My research interests include agricultural and resource economics, labor economics, demographic economics, and economic history. I have been working on research related to inter-generational occupation choices, migration, farm succession, and rural mortality in the U.S. agricultural sector. 

Working Papers

In the 1930s, the United States experienced an environmental catastrophe caused by devastating dust storms and drought, known as the Dust Bowl. This paper investigates if this environmental shock may have affected occupational persistence—whether children follow in their parents’ footsteps by choosing the same occupation—when it comes to agriculture. The results show that children of farmers originally living in high-erosion counties decreased the occupational persistence rate by 2% after the Dust Bowl compared to those originally in low-erosion counties. Furthermore, those who moved away were more likely to work off-farm. This study identifies a part of the structural transformation of the labor force in the mid-20th century United States, plausibly caused by the Dust Bowl.

This paper examines the impact of US compulsory education laws on occupational persistence in agriculture. Using the US Decennial Census Data and the Census of Agriculture from 1860 to 1910 and the Difference-in-Difference model, findings indicate a significant 8\% reduction in the probability of farm household children becoming farmers. Heterogeneity analysis by gender, birth order, and race indicates that disadvantaged groups were more likely to transition from agricultural to non-agricultural sectors. Concurrently, farm numbers declined while average farm size increased, suggesting farm consolidation. This study shows evidence that US compulsory education laws play a role in accelerating structural transformation.

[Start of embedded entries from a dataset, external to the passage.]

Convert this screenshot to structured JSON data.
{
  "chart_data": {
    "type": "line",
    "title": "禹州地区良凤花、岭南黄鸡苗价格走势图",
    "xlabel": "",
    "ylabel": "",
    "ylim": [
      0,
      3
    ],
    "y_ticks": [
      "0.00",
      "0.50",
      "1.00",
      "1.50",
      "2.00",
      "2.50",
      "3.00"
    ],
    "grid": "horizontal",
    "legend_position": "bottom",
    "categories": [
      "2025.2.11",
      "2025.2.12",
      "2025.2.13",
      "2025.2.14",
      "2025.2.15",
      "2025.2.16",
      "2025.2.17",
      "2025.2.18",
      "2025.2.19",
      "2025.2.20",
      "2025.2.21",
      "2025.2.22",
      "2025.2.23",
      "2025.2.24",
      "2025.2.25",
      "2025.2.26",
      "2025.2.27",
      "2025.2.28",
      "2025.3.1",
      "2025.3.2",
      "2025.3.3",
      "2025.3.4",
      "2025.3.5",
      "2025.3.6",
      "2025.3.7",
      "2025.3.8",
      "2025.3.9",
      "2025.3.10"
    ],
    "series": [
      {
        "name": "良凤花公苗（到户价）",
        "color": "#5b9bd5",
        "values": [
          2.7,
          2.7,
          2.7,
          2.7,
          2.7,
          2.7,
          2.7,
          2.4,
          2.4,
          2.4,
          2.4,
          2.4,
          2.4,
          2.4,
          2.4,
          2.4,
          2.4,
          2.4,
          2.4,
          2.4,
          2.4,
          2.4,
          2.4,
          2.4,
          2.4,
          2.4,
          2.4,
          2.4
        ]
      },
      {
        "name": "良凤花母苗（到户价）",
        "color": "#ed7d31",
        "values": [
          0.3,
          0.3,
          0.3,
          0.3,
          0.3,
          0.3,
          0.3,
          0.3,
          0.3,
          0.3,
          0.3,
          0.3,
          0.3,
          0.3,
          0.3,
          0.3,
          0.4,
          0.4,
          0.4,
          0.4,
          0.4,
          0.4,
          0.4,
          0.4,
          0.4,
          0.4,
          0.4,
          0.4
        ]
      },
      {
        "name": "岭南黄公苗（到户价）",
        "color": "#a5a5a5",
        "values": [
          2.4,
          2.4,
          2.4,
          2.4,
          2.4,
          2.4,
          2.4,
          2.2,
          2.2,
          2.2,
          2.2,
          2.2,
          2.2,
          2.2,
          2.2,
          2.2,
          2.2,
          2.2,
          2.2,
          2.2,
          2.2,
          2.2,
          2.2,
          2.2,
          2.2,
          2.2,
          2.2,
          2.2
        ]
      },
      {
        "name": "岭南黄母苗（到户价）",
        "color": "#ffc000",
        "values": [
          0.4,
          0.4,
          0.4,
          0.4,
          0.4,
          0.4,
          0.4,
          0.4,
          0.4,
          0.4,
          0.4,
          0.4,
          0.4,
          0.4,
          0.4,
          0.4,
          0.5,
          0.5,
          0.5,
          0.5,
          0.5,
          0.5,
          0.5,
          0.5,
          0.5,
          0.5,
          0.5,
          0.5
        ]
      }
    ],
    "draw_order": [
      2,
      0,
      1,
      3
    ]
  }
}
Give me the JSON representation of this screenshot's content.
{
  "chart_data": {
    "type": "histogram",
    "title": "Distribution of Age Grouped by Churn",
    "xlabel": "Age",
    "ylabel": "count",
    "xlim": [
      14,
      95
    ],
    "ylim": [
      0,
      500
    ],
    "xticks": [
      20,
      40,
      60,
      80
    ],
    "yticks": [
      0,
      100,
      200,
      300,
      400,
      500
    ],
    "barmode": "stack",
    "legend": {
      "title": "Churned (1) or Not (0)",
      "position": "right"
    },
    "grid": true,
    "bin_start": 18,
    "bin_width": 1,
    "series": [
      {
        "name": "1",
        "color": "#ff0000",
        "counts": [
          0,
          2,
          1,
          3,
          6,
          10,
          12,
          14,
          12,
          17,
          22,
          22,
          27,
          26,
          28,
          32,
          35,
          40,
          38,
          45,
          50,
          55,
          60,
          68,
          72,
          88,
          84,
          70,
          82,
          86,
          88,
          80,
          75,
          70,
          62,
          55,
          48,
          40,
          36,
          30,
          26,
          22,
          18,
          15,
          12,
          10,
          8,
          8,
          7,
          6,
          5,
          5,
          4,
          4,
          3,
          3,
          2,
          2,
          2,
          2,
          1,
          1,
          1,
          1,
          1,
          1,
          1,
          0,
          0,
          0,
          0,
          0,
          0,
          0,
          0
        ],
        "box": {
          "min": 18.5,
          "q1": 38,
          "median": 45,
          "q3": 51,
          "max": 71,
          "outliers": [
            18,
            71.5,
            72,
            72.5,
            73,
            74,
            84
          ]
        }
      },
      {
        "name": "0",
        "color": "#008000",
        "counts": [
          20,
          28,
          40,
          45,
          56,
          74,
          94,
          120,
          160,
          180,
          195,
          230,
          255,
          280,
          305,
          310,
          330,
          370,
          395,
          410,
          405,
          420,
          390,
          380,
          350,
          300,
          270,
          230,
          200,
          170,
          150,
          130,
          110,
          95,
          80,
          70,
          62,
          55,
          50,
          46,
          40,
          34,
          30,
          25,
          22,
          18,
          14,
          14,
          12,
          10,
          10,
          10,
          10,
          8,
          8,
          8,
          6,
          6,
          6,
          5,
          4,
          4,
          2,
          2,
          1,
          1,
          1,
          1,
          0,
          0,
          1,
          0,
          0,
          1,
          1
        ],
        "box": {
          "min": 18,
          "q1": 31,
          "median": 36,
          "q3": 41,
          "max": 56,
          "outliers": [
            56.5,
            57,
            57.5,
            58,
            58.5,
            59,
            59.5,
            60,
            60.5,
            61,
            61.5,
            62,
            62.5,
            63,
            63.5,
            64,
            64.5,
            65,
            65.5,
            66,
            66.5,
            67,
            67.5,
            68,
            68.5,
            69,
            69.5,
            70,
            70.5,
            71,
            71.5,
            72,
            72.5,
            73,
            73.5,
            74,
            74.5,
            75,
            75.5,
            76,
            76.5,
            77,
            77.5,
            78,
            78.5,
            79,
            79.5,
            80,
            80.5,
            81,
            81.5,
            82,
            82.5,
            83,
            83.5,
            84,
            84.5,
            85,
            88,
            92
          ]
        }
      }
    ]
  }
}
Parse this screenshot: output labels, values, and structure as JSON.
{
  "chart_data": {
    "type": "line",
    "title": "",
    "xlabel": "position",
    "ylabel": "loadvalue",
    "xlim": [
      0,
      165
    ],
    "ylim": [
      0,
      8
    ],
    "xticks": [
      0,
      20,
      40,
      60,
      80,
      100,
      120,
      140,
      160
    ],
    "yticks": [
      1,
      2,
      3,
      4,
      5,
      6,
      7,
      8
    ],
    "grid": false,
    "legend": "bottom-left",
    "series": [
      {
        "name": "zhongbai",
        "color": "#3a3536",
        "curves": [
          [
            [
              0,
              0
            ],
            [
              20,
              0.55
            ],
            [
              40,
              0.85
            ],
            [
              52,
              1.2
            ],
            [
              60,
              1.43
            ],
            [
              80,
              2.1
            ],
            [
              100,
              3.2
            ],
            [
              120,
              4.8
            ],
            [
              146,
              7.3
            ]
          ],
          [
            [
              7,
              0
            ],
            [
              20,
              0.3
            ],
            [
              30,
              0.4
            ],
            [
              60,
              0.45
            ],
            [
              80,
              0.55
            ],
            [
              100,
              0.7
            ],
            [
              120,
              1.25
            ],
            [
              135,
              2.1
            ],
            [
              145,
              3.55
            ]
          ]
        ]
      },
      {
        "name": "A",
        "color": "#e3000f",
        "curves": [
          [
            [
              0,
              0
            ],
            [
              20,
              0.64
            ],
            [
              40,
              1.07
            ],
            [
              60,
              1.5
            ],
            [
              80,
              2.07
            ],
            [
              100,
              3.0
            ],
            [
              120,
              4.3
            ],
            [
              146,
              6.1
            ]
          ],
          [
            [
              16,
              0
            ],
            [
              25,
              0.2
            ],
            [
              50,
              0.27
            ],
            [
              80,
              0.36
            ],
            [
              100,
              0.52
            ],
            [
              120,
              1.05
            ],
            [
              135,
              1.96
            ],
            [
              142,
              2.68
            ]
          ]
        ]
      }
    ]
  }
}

In the late 2010s, in the midst of the longest economic expansion in US history, national and international media outlets were citing commodity prices and financial stress as significant factors affecting the mental health of US farmers. We look at the relationship between commodity prices and all-cause mortality for the period 1980 to 2016 in 485 counties across 12 Midwestern US states. As outcome variables, we look at both crude and age-adjusted death rates. As treatment variables, we look at the interaction of (i) state-level commodity prices or global commodity price changes for corn and soybeans, the dominant crops in the US Midwest, and (ii) how much of each crop is grown within each county. Our treatment variable thus captures how, for each crop, farm revenues within a given county change in response to changes in commodity prices. For identification, we rely on a two-way, county and time fixed effects strategy as well as on a number of robust panel data estimators. We find that a decrease in commodity prices is associated with increased mortality across all counties, but that this is driven by rural counties. For robustness, we also estimate specifications in which we instrument farm revenues with measures of drought severity, and we conduct a series of falsification tests. Finally, we show that the relationship between commodity prices and rural mortality is driven by cardiovascular disease.